Plano TX – The city is spending about $7.7 million to rehab the Parker Road water tower, replacing aging coatings and adding PFAS-free materials.


Plano is in the middle of a roughly $7.7 million rehabilitation of the Parker Road water tower near Premier Drive, a visible public-works project that is less about a sudden problem and more about keeping an aging utility asset in service.

The project is at the city-operated tower on the west side of Premier Drive, about 1,500 feet south of Parker Road. Construction began in December 2025, according to Community Impact, and the latest reported timeline points to completion in fall 2026. For nearby residents, that means the work is already active and the tower’s protective drape is likely to remain part of the landscape for a while.

What Plano is doing at the site

In plain terms, the city is stripping off the tower’s old protective coating and replacing it with a newer one intended to help the steel structure last longer. City materials describe the work as sandblasting and repainting, along with structural and safety improvements, valve-related upgrades, better vehicle access for staff, and other site work tied to long-term operations and maintenance.

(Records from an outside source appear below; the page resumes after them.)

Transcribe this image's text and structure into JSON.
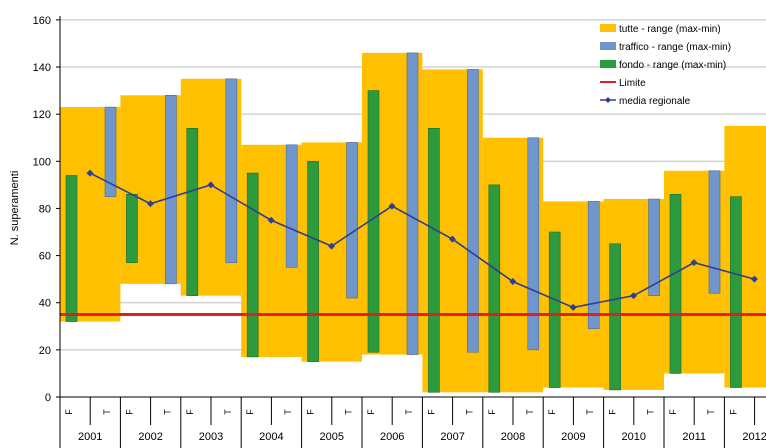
{
  "chart_data": {
    "type": "bar",
    "ylabel": "N. superamenti",
    "ylim": [
      0,
      160
    ],
    "yticks": [
      0,
      20,
      40,
      60,
      80,
      100,
      120,
      140,
      160
    ],
    "grid": true,
    "legend_placement": "top-right",
    "categories": [
      "2001",
      "2002",
      "2003",
      "2004",
      "2005",
      "2006",
      "2007",
      "2008",
      "2009",
      "2010",
      "2011",
      "2012"
    ],
    "sub_labels": [
      "F",
      "T"
    ],
    "legend": [
      {
        "key": "tutte",
        "label": "tutte - range (max-min)"
      },
      {
        "key": "traffico",
        "label": "traffico - range (max-min)"
      },
      {
        "key": "fondo",
        "label": "fondo - range (max-min)"
      },
      {
        "key": "limite",
        "label": "Limite"
      },
      {
        "key": "media",
        "label": "media regionale"
      }
    ],
    "series": [
      {
        "key": "tutte",
        "type": "range_bar",
        "min": [
          32,
          48,
          43,
          17,
          15,
          18,
          2,
          2,
          4,
          3,
          10,
          4
        ],
        "max": [
          123,
          128,
          135,
          107,
          108,
          146,
          139,
          110,
          83,
          84,
          96,
          115
        ]
      },
      {
        "key": "fondo",
        "type": "range_bar",
        "min": [
          32,
          57,
          43,
          17,
          15,
          19,
          2,
          2,
          4,
          3,
          10,
          4
        ],
        "max": [
          94,
          86,
          114,
          95,
          100,
          130,
          114,
          90,
          70,
          65,
          86,
          85
        ]
      },
      {
        "key": "traffico",
        "type": "range_bar",
        "min": [
          85,
          48,
          57,
          55,
          42,
          18,
          19,
          20,
          29,
          43,
          44,
          38
        ],
        "max": [
          123,
          128,
          135,
          107,
          108,
          146,
          139,
          110,
          83,
          84,
          96,
          115
        ]
      },
      {
        "key": "media",
        "type": "line",
        "values": [
          95,
          82,
          90,
          75,
          64,
          81,
          67,
          49,
          38,
          43,
          57,
          50
        ]
      },
      {
        "key": "limite",
        "type": "hline",
        "value": 35
      }
    ],
    "colors": {
      "tutte": "#FFC000",
      "traffico": "#7096CC",
      "fondo": "#2E9A3E",
      "limite": "#E02020",
      "media": "#2F3E8E",
      "grid": "#BFBFBF"
    }
  }
}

That matters because water towers are not static landmarks. They are working pieces of infrastructure that need periodic upkeep to prevent corrosion, preserve storage capacity, and avoid more disruptive and expensive repairs later. The city’s winter progress report lists the Parker Road water tower project at $7,668,138 and says it is being funded through the Water & Sewer Fund.

Why PFAS is part of the story

The upgrade is also drawing attention because Plano says the new coating is PFAS-free. EPA describes PFAS as widely used, long-lasting chemicals that break down very slowly, and says scientific studies have linked exposure to some PFAS to harmful health effects. At the same time, EPA also says researchers are still working to answer important questions about exposure and risk.

That context matters, but so does the limit of what local sources actually show. Neither the city documents nor the recent local reporting describe this Parker Road project as proof of a current contamination event at the tower or an announced drinking-water failure. The safer reading is that Plano is making a materials choice during a scheduled rehabilitation and trying to avoid using PFAS where it can.

Why this matters in Plano

The Parker Road structure is not new. A city planning and zoning record describes it as an existing utility structure owned and operated by Plano, with the property originally approved and built in the 1970s as a water tower. That helps explain why the city is spending real money now: this is long-cycle maintenance on older infrastructure that still has a job to do.

For residents, the practical takeaway is straightforward. The project is a reminder that dependable water service depends on routine capital work that most people only notice when it becomes visible. In this case, the visibility comes from the draped tower, the active construction site, and the size of the investment.

The main thing to watch next is timing. Plano’s winter city report had earlier suggested a spring completion, but the newer Community Impact report says fall 2026. That suggests the schedule has shifted, so neighbors and commuters near Parker Road and Premier Drive should expect the site to remain active until the city posts a more updated construction window.